I am dealing with a problem, here is the input

list1 = ['A', 'U', 'C', 'C', 'A']
list2 = ['12', '14']
key = {'A12':'*', 'C14':'#'}

the output like this:

output1 = [['A12', 'U', 'C14', 'C', 'A'], ['A12', 'U', 'C', 'C14', 'A'],['A', 'U', 'C14', 'C', 'A12'], ['A', 'U', 'C', 'C14', 'A12']]

and convert to

output2 = [['*', 'U', '#', 'C', 'A'], ['*', 'U', 'C', '#', 'A'],['A', 'U', '#', 'C', '*'], ['A', 'U', 'C', '#', '*']]

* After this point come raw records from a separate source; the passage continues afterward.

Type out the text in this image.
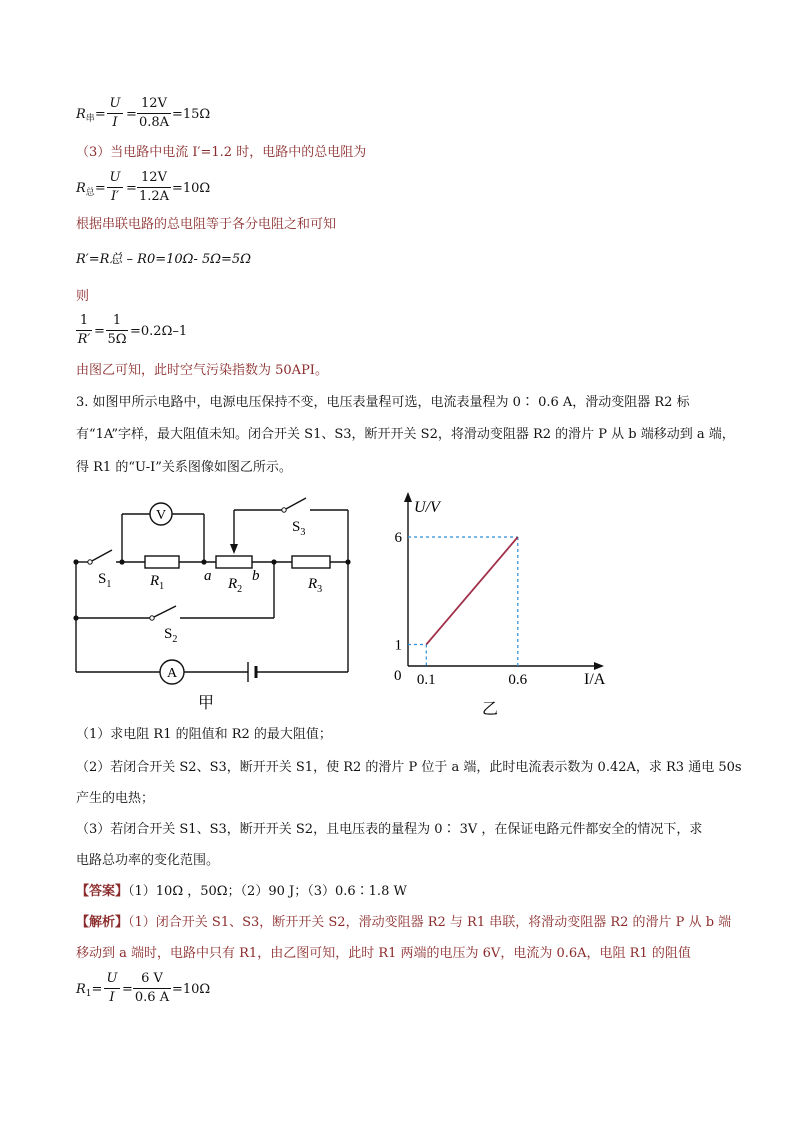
$R_串=$
U
I
=
12V
0.8A
=15Ω
（3）当电路中电流 I′=1.2 时，电路中的总电阻为
$R_总=$
U
I′
=
12V
1.2A
=10Ω
根据串联电路的总电阻等于各分电阻之和可知
R′=R总 – R0=10Ω- 5Ω=5Ω
则
1
R′
=
1
5Ω
=0.2Ω–1
由图乙可知，此时空气污染指数为 50API。
3. 如图甲所示电路中，电源电压保持不变，电压表量程可选，电流表量程为 0∶ 0.6 A，滑动变阻器 R2 标
有“1A”字样，最大阻值未知。闭合开关 S1、S3，断开开关 S2，将滑动变阻器 R2 的滑片 P 从 b 端移动到 a 端，
得 R1 的“U-I”关系图像如图乙所示。
V
A
$S_1$	$R_1$
a $R_2$
b	$R_3$
$S_3$
$S_2$
甲
U/V
I/A
0 0.1	0.6
1
6
乙
（1）求电阻 R1 的阻值和 R2 的最大阻值；
（2）若闭合开关 S2、S3，断开开关 S1，使 R2 的滑片 P 位于 a 端，此时电流表示数为 0.42A，求 R3 通电 50s
产生的电热；
（3）若闭合开关 S1、S3，断开开关 S2，且电压表的量程为 0∶ 3V ，在保证电路元件都安全的情况下，求
电路总功率的变化范围。
【答案】（1）10Ω ，50Ω；（2）90 J；（3）0.6∶1.8 W
【解析】（1）闭合开关 S1、S3，断开开关 S2，滑动变阻器 R2 与 R1 串联，将滑动变阻器 R2 的滑片 P 从 b 端
移动到 a 端时，电路中只有 R1，由乙图可知，此时 R1 两端的电压为 6V，电流为 0.6A，电阻 R1 的阻值
$R_1=$
U
I
=
6 V
0.6 A
=10Ω
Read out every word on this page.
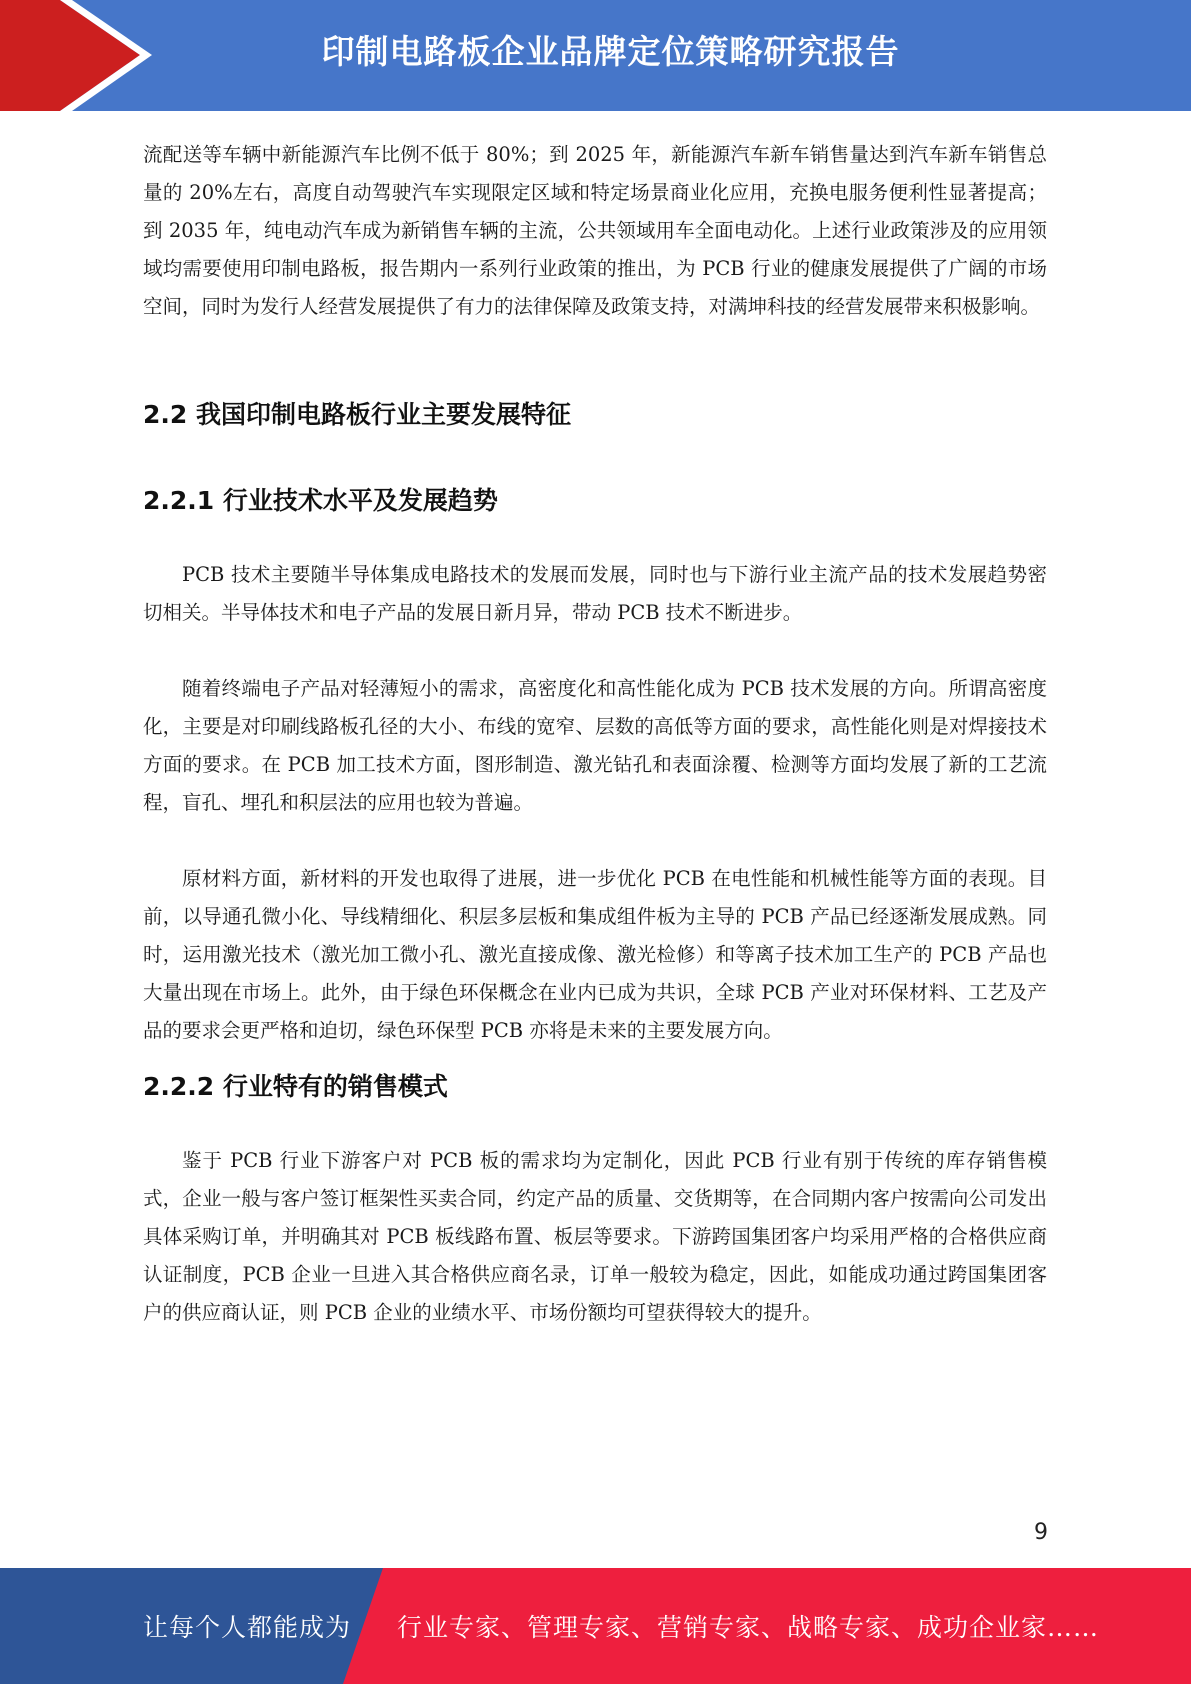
印制电路板企业品牌定位策略研究报告

流配送等车辆中新能源汽车比例不低于 80%；到 2025 年，新能源汽车新车销售量达到汽车新车销售总量的 20%左右，高度自动驾驶汽车实现限定区域和特定场景商业化应用，充换电服务便利性显著提高；到 2035 年，纯电动汽车成为新销售车辆的主流，公共领域用车全面电动化。上述行业政策涉及的应用领域均需要使用印制电路板，报告期内一系列行业政策的推出，为 PCB 行业的健康发展提供了广阔的市场空间，同时为发行人经营发展提供了有力的法律保障及政策支持，对满坤科技的经营发展带来积极影响。

2.2 我国印制电路板行业主要发展特征
2.2.1 行业技术水平及发展趋势

PCB 技术主要随半导体集成电路技术的发展而发展，同时也与下游行业主流产品的技术发展趋势密切相关。半导体技术和电子产品的发展日新月异，带动 PCB 技术不断进步。

随着终端电子产品对轻薄短小的需求，高密度化和高性能化成为 PCB 技术发展的方向。所谓高密度化，主要是对印刷线路板孔径的大小、布线的宽窄、层数的高低等方面的要求，高性能化则是对焊接技术方面的要求。在 PCB 加工技术方面，图形制造、激光钻孔和表面涂覆、检测等方面均发展了新的工艺流程，盲孔、埋孔和积层法的应用也较为普遍。

原材料方面，新材料的开发也取得了进展，进一步优化 PCB 在电性能和机械性能等方面的表现。目前，以导通孔微小化、导线精细化、积层多层板和集成组件板为主导的 PCB 产品已经逐渐发展成熟。同时，运用激光技术（激光加工微小孔、激光直接成像、激光检修）和等离子技术加工生产的 PCB 产品也大量出现在市场上。此外，由于绿色环保概念在业内已成为共识，全球 PCB 产业对环保材料、工艺及产品的要求会更严格和迫切，绿色环保型 PCB 亦将是未来的主要发展方向。

2.2.2 行业特有的销售模式

鉴于 PCB 行业下游客户对 PCB 板的需求均为定制化，因此 PCB 行业有别于传统的库存销售模式，企业一般与客户签订框架性买卖合同，约定产品的质量、交货期等，在合同期内客户按需向公司发出具体采购订单，并明确其对 PCB 板线路布置、板层等要求。下游跨国集团客户均采用严格的合格供应商认证制度，PCB 企业一旦进入其合格供应商名录，订单一般较为稳定，因此，如能成功通过跨国集团客户的供应商认证，则 PCB 企业的业绩水平、市场份额均可望获得较大的提升。

9
让每个人都能成为 行业专家、管理专家、营销专家、战略专家、成功企业家……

I am using Python2.7 to solve this problem, but I have not figured it out yet... Any answer or suggestion will be appreciated!

Here is my code:

list1 = ['A', 'U', 'C', 'C', 'A']
list2 = ['12', '14']
key = {'A12':'*', 'C14':'#'}

list3 = ['12', '14', '0', '0','0'] #build by myself
combo = list(set(itertools.permutations(list3, len(list3))))
list_combo = []
for each_list in combo:
new_list = []
for i in xrange(len(list1)):
    if list1[i]+each_list[i] in key:
        new_list.append(key[list1[i]+each_list[i]])
    else:
        new_list.append(list1[i])
    list_combo.append(new_list)
print list_combo

There are some extra lists in the output, and if list2 or list3 is too big, it will take a lot of time to run itertools.permutations, so I am seeking another way to solve this problem.

Answer 1

Ok this is a little long, so bear with me. The first step is constructing a dictionary to convert from letters to letters with numbers, ie A to A12 , etc.

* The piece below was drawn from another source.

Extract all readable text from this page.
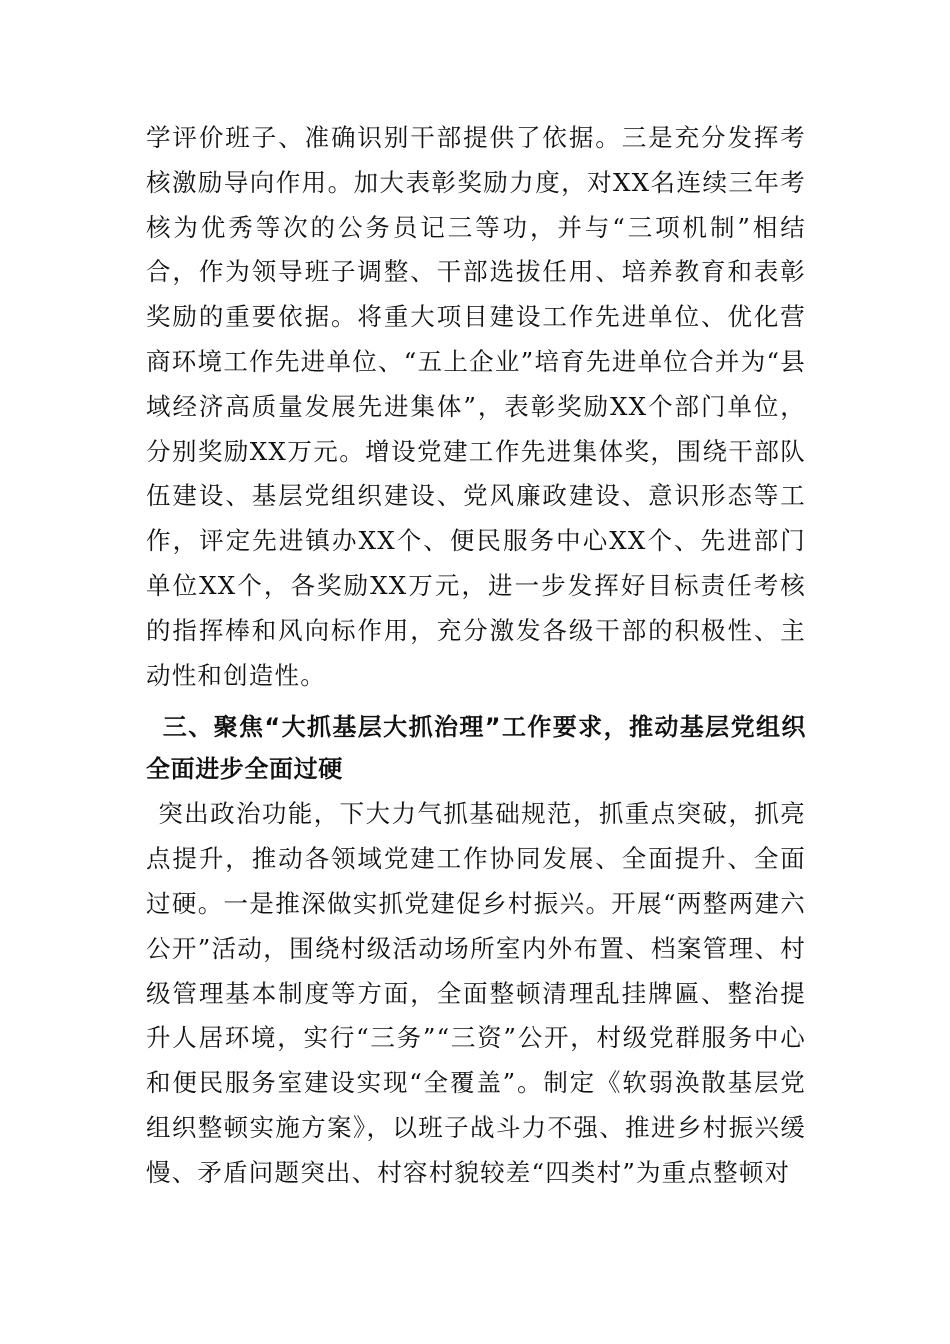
学评价班子、准确识别干部提供了依据。三是充分发挥考核激励导向作用。加大表彰奖励力度，对XX名连续三年考核为优秀等次的公务员记三等功，并与“三项机制”相结合，作为领导班子调整、干部选拔任用、培养教育和表彰奖励的重要依据。将重大项目建设工作先进单位、优化营商环境工作先进单位、“五上企业”培育先进单位合并为“县域经济高质量发展先进集体”，表彰奖励XX个部门单位，分别奖励XX万元。增设党建工作先进集体奖，围绕干部队伍建设、基层党组织建设、党风廉政建设、意识形态等工作，评定先进镇办XX个、便民服务中心XX个、先进部门单位XX个，各奖励XX万元，进一步发挥好目标责任考核的指挥棒和风向标作用，充分激发各级干部的积极性、主动性和创造性。

三、聚焦“大抓基层大抓治理”工作要求，推动基层党组织全面进步全面过硬

突出政治功能，下大力气抓基础规范，抓重点突破，抓亮点提升，推动各领域党建工作协同发展、全面提升、全面过硬。一是推深做实抓党建促乡村振兴。开展“两整两建六公开”活动，围绕村级活动场所室内外布置、档案管理、村级管理基本制度等方面，全面整顿清理乱挂牌匾、整治提升人居环境，实行“三务”“三资”公开，村级党群服务中心和便民服务室建设实现“全覆盖”。制定《软弱涣散基层党组织整顿实施方案》，以班子战斗力不强、推进乡村振兴缓慢、矛盾问题突出、村容村貌较差“四类村”为重点整顿对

replacements = dict((k[0],k) for k in key.keys())
# replacements is equal to {'A': 'A12', 'C': 'C14'}

This makes things much simpler later. The next step is building a list of all the indicies that need replacing and breaking those into sublists for each type of replacement.

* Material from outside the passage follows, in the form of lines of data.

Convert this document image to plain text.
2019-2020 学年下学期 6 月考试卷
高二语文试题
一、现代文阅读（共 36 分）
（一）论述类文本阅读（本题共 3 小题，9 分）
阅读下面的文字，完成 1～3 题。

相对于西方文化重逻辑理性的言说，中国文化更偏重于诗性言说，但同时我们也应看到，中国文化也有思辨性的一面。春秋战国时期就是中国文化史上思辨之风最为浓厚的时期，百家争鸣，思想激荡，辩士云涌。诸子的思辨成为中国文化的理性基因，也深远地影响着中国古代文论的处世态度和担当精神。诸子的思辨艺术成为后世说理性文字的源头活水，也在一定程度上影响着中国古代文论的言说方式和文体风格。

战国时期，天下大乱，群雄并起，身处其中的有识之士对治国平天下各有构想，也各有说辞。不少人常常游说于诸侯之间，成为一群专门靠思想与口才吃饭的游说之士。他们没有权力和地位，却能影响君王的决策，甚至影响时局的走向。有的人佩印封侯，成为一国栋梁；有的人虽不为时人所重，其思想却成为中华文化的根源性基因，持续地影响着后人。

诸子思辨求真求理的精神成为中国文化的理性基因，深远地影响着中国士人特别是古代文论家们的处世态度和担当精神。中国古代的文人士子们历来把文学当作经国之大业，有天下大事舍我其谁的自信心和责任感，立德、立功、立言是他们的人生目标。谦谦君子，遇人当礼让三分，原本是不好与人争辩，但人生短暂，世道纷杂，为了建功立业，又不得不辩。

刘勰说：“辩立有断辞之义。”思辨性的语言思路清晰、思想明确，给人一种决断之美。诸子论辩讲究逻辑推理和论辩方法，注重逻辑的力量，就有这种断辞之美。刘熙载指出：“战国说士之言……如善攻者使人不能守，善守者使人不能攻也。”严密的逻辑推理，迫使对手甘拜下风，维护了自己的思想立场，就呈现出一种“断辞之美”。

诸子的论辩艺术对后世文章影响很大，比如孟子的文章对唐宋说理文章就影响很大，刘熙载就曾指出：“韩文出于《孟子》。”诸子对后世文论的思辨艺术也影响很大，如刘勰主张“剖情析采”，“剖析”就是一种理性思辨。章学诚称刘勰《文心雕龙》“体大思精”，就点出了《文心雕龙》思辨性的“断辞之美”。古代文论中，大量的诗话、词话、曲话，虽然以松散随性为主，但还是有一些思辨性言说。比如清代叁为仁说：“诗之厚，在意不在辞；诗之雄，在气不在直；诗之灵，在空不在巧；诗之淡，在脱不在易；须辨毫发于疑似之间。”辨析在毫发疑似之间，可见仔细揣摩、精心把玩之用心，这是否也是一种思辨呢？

indicies = [[i for i,x in enumerate(list1) if x == k] for k in replacements.keys()]
# indicies is equal to [[0, 4], [2, 3]]

Finally, we use itertools.product on the list of indices that need replacing to get each possible grouping, and then add them to the necessary output lists:

output1 = []
output2 = []
for group in itertools.product(*indicies):
    l = []
    l2 = []
    for i in range(len(list1)):
        l.append(list1[i] if i not in group else replacements[list1[i]])
        l2.append(list1[i] if i not in group else key[replacements[list1[i]]])
    output1.append(l)
    output2.append(l2)
print output1
print output2

This gives us our desired answers of:

[['A12', 'U', 'C14', 'C', 'A'], ['A12', 'U', 'C', 'C14', 'A'], ['A', 'U', 'C14', 'C', 'A12'], ['A', 'U', 'C', 'C14', 'A12']]
[['*', 'U', '#', 'C', 'A'], ['*', 'U', 'C', '#', 'A'], ['A', 'U', '#', 'C', '*'], ['A', 'U', 'C', '#', '*']]

One major difference between this code and the code that you are running is that my code only runs for exactly as many iterations as it needs to, so in the case of your sample data set, 4 times. Your code seems like it runs at least at least certain parts n! times, where n is the size of list1 , and is equal to 120 for your sample data set. This is still likely to run for a while on extremely large data sets (as is the nature of this sort of problem), but will only scale up with the number of replacements it has to do, rather than the size of the data set overall.